Red Hat Linux 9 Unleashed, by Bill Ball and Hoyt Duff ISBN 0672325888

Reviewed by: Songmuh Jong, send e-mail
Published by: Sams Publishing, go to the web site
Requires: Any PC, preferably more than one for networking
MSRP: US$49.99

Linux is currently the free UNIX operating system for desktop computers. You only need to pay for a distribution fee (if you purchase a boxed retail version) or for download time over Internet. Or you can buy this book, which comes with a publisher's version of Red Hat Linux 9. The publisher's version is a subset of the full package from Red Hat. However, it still has everything you need to get started and explore Linux. This book is tailored for Red Hat Linux.

Readers who are wondering about the differences between Red Hat Linux and other Linux distribution can find product comparison matrices on the Internet. This book may mention Red Hat 8 occasionally, but the information applies to version 9 as well. The reason for this mixed discussion of versions is that the authors run Red Hat Linux 9 on IBM 390X laptop and Red Hat Linux 8 on a shoebox-sized computer, networked through a wireless connection.

This is a book designed for intermediate to advanced readers, which means it adds more details than a beginner may expect. It also assumes that readers know about the basic UNIX commands such as navigating directory tree and viewing file content. It discusses all kinds of options to install Linux, including options that assume the presence of another Linux machine. On the other hand, this book does provide detailed beginners step-by-step instruction and screen shots for installing Red Hat Linux. This book doesn't discuss upgrading from earlier versions of Red Hat Linux. It assumes that the readers want to do a clean, new installation. The entire chapter 3 "Installing Red Hat Linux" is available free online here.

To derive the greatest benefit from this book, a good approach is to pick up a subject, explore on your own using an installed Red Hat Linux, then come back to the book. In this way, you'll appreciate the detailed information provided.

The organization of this book is very logical. Starting from introduction, preparing to install, installing, post-install configuration, first steps after installation to the X Windows system, Part One provides detailed information about basic Linux environments. Part Two is about system administration, including managing services, software and resources, users, file system, backup, restore and recover. Part Three goes into more detail about system services, including printing, networking, DNS, Internet connection, Apache Web Server, databases, ftp, e-mail and news server & client.

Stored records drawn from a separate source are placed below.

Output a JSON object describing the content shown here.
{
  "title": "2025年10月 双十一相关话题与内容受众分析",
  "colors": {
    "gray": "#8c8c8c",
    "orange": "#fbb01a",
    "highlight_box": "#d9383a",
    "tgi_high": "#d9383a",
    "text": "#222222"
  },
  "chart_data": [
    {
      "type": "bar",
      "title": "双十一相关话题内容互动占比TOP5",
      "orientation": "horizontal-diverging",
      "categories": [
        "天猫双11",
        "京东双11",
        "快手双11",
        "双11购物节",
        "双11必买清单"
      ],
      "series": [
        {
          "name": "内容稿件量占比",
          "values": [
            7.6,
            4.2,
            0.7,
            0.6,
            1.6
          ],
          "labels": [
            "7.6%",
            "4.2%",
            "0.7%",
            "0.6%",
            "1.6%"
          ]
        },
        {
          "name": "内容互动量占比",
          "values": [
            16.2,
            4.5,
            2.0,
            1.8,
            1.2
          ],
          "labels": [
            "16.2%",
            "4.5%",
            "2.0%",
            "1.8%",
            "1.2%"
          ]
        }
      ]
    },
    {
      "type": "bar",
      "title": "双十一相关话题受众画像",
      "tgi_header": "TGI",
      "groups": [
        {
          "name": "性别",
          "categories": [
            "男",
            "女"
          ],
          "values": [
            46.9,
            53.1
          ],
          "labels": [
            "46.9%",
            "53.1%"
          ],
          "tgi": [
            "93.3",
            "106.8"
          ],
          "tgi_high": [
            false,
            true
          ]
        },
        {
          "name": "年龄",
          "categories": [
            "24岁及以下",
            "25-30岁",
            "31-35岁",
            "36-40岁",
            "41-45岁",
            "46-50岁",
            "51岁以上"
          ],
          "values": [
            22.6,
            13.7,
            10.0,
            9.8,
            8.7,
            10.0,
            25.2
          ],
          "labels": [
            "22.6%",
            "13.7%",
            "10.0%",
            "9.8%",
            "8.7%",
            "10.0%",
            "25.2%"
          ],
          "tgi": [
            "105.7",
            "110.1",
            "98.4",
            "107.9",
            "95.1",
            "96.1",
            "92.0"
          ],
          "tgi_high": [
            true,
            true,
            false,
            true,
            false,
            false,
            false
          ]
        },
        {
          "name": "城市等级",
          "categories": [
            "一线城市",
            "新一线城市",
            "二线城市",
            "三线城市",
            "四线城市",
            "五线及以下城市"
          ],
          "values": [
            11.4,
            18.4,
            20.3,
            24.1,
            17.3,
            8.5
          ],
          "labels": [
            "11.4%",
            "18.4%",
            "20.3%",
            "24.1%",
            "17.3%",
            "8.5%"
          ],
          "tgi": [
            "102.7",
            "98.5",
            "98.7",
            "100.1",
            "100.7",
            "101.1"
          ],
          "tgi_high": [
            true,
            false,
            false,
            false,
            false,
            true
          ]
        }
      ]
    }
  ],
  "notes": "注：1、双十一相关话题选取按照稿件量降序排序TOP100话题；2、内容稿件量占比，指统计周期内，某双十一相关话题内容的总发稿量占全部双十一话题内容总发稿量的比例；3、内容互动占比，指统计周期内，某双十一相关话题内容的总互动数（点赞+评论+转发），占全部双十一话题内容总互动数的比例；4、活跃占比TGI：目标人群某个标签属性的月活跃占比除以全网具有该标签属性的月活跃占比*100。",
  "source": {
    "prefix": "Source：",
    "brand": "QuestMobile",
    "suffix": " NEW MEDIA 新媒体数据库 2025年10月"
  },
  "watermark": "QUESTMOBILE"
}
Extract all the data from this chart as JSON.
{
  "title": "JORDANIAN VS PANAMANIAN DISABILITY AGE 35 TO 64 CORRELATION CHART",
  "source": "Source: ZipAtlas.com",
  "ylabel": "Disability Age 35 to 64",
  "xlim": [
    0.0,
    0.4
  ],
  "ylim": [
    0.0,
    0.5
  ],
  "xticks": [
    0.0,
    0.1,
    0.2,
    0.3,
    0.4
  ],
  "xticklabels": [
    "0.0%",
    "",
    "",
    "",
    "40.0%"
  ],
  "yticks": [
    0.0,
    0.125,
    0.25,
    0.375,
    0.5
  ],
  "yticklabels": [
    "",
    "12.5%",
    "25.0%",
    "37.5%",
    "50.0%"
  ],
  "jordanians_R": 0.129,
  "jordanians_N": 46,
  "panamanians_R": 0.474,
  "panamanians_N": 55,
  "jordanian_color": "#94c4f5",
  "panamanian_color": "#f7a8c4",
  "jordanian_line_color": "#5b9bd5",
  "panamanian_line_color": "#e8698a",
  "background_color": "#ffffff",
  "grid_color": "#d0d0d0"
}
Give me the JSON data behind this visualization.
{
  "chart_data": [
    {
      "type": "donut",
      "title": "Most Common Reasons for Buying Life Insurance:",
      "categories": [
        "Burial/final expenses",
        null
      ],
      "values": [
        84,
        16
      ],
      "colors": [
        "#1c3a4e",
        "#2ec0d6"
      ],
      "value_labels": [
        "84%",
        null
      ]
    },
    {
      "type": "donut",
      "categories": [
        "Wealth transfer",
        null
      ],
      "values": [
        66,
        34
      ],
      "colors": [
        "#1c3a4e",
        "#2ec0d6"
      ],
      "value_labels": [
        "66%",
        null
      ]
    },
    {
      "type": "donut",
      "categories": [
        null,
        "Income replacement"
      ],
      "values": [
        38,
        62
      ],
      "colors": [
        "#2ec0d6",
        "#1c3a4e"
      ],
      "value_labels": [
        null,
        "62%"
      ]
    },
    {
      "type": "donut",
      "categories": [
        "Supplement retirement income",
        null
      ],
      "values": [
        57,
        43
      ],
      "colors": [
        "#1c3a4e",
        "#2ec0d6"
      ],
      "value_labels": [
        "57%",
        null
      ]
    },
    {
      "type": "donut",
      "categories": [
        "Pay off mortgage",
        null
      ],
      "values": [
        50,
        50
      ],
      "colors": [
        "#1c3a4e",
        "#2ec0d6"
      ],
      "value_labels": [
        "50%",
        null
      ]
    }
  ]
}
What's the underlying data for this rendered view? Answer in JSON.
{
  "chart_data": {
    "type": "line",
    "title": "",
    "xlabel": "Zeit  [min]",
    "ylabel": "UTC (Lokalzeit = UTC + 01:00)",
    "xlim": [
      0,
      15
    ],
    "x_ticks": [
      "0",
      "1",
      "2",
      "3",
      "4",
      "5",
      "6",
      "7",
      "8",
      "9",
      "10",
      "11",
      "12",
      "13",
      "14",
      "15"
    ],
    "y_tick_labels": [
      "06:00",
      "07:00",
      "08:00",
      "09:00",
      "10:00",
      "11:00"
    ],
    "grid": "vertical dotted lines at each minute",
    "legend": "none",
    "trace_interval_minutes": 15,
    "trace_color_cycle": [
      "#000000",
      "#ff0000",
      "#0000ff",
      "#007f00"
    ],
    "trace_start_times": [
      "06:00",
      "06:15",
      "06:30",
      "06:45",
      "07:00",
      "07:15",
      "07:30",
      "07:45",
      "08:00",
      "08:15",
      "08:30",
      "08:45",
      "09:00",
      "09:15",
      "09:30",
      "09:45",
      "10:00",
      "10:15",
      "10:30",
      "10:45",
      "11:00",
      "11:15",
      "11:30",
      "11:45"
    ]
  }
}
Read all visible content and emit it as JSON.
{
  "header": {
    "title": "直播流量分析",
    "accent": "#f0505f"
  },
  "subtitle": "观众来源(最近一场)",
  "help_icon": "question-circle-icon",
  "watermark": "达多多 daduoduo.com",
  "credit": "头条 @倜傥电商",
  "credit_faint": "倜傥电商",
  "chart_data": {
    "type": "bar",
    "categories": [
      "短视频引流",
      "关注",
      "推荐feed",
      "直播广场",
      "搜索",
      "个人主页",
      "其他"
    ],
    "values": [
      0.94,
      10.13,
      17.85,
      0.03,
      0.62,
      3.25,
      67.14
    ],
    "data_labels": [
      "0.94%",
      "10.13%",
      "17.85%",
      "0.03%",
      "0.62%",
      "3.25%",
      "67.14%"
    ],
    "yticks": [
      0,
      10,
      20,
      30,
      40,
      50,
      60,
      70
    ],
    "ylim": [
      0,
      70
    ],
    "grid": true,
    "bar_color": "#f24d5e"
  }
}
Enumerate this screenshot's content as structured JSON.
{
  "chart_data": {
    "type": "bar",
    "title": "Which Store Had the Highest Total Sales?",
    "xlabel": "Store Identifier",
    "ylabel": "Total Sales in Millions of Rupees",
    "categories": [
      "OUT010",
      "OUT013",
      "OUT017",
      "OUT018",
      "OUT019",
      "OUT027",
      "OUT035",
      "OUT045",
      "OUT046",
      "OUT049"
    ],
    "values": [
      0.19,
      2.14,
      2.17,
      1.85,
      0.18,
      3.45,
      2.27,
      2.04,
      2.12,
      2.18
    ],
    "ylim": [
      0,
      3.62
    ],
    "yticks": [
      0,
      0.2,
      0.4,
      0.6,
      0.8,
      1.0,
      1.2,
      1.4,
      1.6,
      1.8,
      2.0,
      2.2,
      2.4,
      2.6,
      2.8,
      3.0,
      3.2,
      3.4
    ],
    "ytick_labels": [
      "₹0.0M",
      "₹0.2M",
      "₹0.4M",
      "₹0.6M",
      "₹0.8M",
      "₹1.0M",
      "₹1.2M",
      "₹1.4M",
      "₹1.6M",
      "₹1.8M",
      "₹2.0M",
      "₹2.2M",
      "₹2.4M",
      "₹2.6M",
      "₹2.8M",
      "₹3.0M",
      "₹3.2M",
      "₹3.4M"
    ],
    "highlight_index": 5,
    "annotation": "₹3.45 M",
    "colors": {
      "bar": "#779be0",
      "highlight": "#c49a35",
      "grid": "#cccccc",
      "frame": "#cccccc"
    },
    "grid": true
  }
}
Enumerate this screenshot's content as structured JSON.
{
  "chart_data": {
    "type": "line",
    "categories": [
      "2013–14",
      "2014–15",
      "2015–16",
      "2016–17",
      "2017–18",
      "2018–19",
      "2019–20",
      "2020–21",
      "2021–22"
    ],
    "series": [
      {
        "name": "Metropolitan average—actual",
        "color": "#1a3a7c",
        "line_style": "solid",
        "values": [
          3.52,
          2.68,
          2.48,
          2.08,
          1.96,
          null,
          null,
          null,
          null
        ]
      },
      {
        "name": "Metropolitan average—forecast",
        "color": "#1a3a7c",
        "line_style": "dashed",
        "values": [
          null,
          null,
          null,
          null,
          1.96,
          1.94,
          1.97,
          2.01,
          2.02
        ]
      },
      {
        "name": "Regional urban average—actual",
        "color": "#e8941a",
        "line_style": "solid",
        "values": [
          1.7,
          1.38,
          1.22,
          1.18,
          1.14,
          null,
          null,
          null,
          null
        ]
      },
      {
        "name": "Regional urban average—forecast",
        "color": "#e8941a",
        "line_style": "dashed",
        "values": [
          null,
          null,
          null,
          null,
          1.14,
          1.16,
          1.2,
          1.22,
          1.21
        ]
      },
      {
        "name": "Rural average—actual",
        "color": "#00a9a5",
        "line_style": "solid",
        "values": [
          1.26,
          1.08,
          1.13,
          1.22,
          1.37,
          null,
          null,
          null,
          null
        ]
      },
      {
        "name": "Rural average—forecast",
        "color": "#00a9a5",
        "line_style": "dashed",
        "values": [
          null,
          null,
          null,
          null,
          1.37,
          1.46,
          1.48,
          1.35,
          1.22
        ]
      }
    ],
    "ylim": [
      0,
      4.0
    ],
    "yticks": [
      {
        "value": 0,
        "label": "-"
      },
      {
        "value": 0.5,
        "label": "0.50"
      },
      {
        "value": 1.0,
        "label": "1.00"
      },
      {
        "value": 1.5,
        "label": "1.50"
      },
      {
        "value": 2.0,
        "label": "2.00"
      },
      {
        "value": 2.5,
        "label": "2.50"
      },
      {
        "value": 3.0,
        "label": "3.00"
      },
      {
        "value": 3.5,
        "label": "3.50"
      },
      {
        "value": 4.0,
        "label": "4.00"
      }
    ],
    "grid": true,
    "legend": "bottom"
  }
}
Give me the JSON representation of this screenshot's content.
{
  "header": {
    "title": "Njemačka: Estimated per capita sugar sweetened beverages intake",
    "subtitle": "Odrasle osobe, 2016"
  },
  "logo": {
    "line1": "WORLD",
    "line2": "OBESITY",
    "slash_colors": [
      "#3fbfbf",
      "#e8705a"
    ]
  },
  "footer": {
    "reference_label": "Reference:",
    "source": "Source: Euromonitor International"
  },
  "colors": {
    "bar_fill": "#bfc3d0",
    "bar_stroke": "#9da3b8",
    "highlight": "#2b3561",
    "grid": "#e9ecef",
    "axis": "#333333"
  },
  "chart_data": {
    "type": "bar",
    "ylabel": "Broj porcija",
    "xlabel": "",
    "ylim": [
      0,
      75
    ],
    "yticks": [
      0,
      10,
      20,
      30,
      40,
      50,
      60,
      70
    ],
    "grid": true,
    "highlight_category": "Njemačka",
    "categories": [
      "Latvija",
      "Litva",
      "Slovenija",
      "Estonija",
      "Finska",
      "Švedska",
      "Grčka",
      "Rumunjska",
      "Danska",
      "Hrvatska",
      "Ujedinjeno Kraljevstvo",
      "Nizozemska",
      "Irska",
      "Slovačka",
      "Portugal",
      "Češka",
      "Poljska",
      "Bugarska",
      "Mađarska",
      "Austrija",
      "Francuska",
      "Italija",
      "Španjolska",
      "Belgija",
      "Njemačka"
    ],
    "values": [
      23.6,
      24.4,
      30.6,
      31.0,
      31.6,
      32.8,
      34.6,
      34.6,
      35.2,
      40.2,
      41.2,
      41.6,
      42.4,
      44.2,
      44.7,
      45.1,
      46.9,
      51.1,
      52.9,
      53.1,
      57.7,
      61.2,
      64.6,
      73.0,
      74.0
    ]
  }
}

Part Four discusses programming and productivity on Linux, including C/C++, shell scripting, Perl, managing kernel and modules, office application suites, multimedia applications and emulators for other operating systems. The reference section includes links for many resources on Internet.

It is obvious that the authors attempted to cover everything a system administrator might need to install and maintain a Red Hat Linux box, with occasional programming or scripting to get jobs done. Most of the information is up-to-date, including the current Perl version. Due to its size however, some omissions are inevitable. For example, the Red Hat Bluecurve is not mentioned at all. Although shell scripting is discussed in its own chapter, the configuration files of shells are not discussed. It's nice to see a whole chapter on C/C++ programming language, but the application of the language(s) is missing. An obvious question is how to compile and replace the existing Linux operating system from source codes?

The authors have included tremendous amounts of detail in each chapter. This is a valuable contribution for people who want to learn and maintain Red Hat Linux systems. For those who want to learn generic Linux, however, there is a concern abotu whether the information in this book can be applied to other Linux distribution. It appears that many commands are specific to the Red Hat distribution and probably do not have counterparts in other Linux systems. Examples include redhat-config-keyboard, redhat-config-mouse, redhat-config-soundcard, redhat-config-nfs, redhat-config-printer-tui, etc.

The authors spent lots of time keeping the content up-to-date. The companion CD comes with Red Hat Linux 9 Publisher's Edition which saves readers the time needed to download it themselves. With so much information as well as the CD, this book is a bargain for any Red Hat Linux learner.